I did the same when printing my Voron parts in ASA. I didn’t use a glue stick and everything went pretty smoothly. I even put cardboard panels on my Voron while printing my magnetic panel clips, lol
ASA seems like an easier-to-print alternative to ABS, afaik only downsides are higher cost and fewer colours to choose from. Supposedly possible to print ASA without enclosure.
Honestly this is a bit extreme in my opinion. I have been printing ABS for some years now. It is what i print in the most in fact. I am using a prusa MK3 (now S) without a enclosure. and it works just fine even rather large prints. Only thing to keep in mind is the fumes. In my case the printer is in a separate room which is well ventilated.
It depends heavily on your printing base. If you have a plate you can glue/put ABS slurry to, you’ll have enough adhesion that peeling is very unlikely to happen without an enclosure. If you’re trying to print directly onto a textured or PEI sheet without an enclosure, it’s gonna probably mess up.
In my case i do not use any sort of glue. I just print straight on the texured or PEI sheet. Never really hat issues. If it does not stick welll, I clean it with dishsoap. Seems to work best after a wile of use.
Yes, if you’re cleaning your build plate regularly you’ll probably not need the glue. I’ve had to do it once for a very weird part that was wide but with a small cross section though, and if the environment is cool it can and still will want to peel away from the plate.
I printed a sprinkler to stick on the end of my watering can out of PLA.
Its been outside in all weather, including direct sunlight, for three years now. And water runs through it almost every day for 8 months of the year. It’s a little faded, but that’s it.
IMO the things people say about PLA regarding exposure are vastly over stated.
I think it depends on the usage. If the size/shape doesn’t matter or is mated to metal, then PLA is more than fine in colder climates (i.e. not Texas), but as soon as the average temp of it’s operating environment is within the Glass Temp range then PLA isn’t good.
In your sprinkler’s case, the water is chilling it bellow glass temp when operating.
I don’t think your particular case would have any creep as it’s not mechanically leveraged in any real way.

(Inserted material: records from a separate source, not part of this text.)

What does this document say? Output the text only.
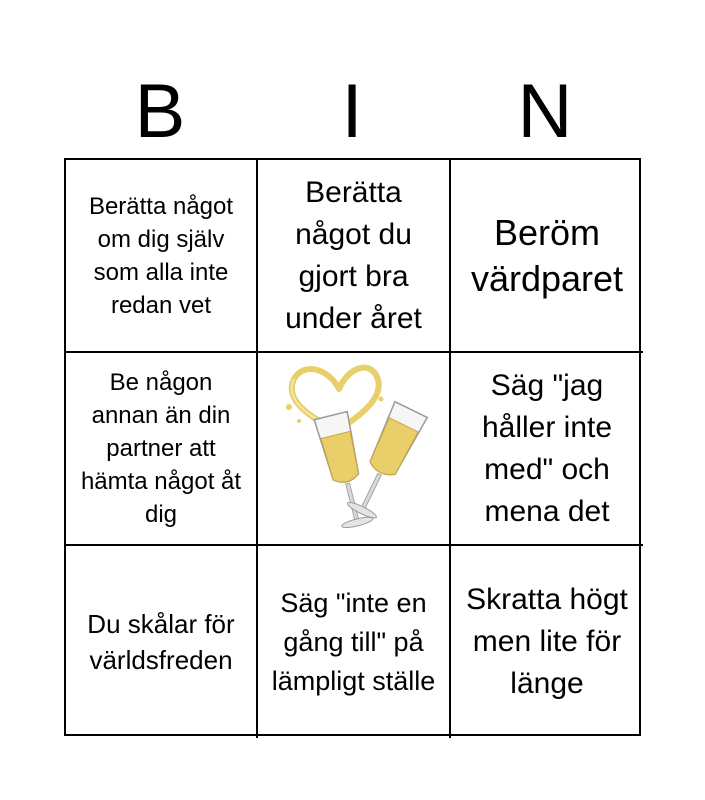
B	I	N
Berätta något om dig själv som alla inte redan vet
Berätta något du gjort bra under året
Beröm värdparet
Be någon annan än din partner att hämta något åt dig
Säg "jag håller inte med" och mena det
Du skålar för världsfreden
Säg "inte en gång till" på lämpligt ställe
Skratta högt men lite för länge
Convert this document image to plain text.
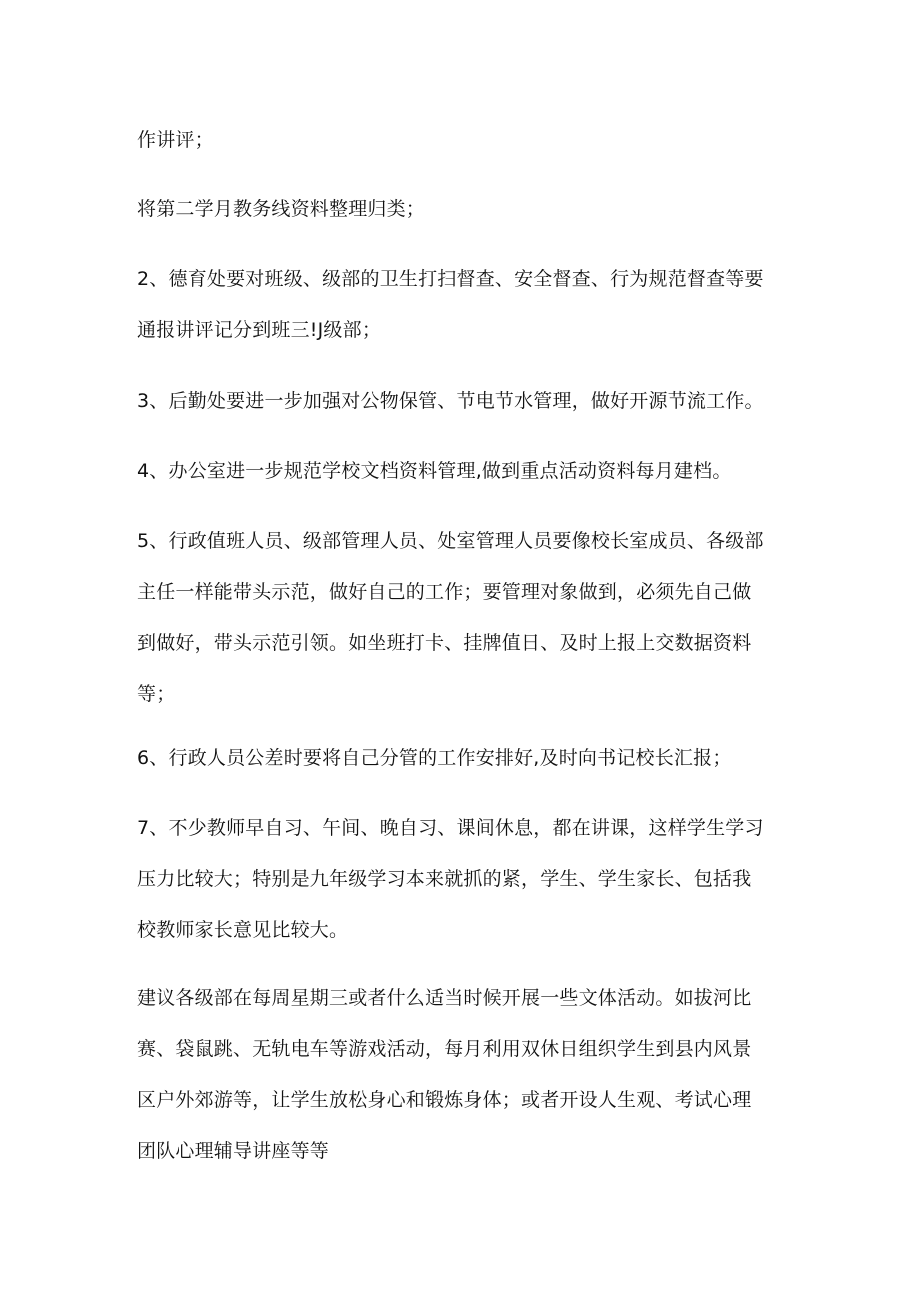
作讲评；

将第二学月教务线资料整理归类；

2、德育处要对班级、级部的卫生打扫督查、安全督查、行为规范督查等要
通报讲评记分到班三!J级部；

3、后勤处要进一步加强对公物保管、节电节水管理，做好开源节流工作。

4、办公室进一步规范学校文档资料管理,做到重点活动资料每月建档。

5、行政值班人员、级部管理人员、处室管理人员要像校长室成员、各级部
主任一样能带头示范，做好自己的工作；要管理对象做到，必须先自己做
到做好，带头示范引领。如坐班打卡、挂牌值日、及时上报上交数据资料
等；

6、行政人员公差时要将自己分管的工作安排好,及时向书记校长汇报；

7、不少教师早自习、午间、晚自习、课间休息，都在讲课，这样学生学习
压力比较大；特别是九年级学习本来就抓的紧，学生、学生家长、包括我
校教师家长意见比较大。

建议各级部在每周星期三或者什么适当时候开展一些文体活动。如拔河比
赛、袋鼠跳、无轨电车等游戏活动，每月利用双休日组织学生到县内风景
区户外郊游等，让学生放松身心和锻炼身体；或者开设人生观、考试心理
团队心理辅导讲座等等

If you were to print something like a cupholder for a stroller or bike where it’s holding something up with some weight while in the heat is where you would notice it especially with repeated impact. Most likely wouldn’t outright fail but under constant load you would notice it starting to bend a little. That said you can absolutely over engineer it to prevent that rather than switching materials which can be a huge pain depending on the printer.
I did my hydroponic tower in PETG but it honestly would’ve been ok in PLA since it’s just a static fixture. I’ve had a PLA badge on my car for 3 years in 110+ summers and similar to you I’ve only noticed fading on the raised white lettering.
It can survive fine when under no load. It probably fades color less than abs does actually. However When experiencing any kind of mechanical load - say, a tablet squeezing at the edges for a friction fit - it fails rapidly at elevated temperatures.
That’s exactly how I know. Made some very nice interior car parts and experimented with the 3 plastics. PLA failed in a day, PETG made it a week before it sagged too much to be usable, but ABS is still going.
ahhh, TPU is addictive isn’t it. So squishy and flexy. I’ve even made gaskets out of it for an ATV- not good ones, because it fails to seal when too cold, but gaskets that still work nonetheless.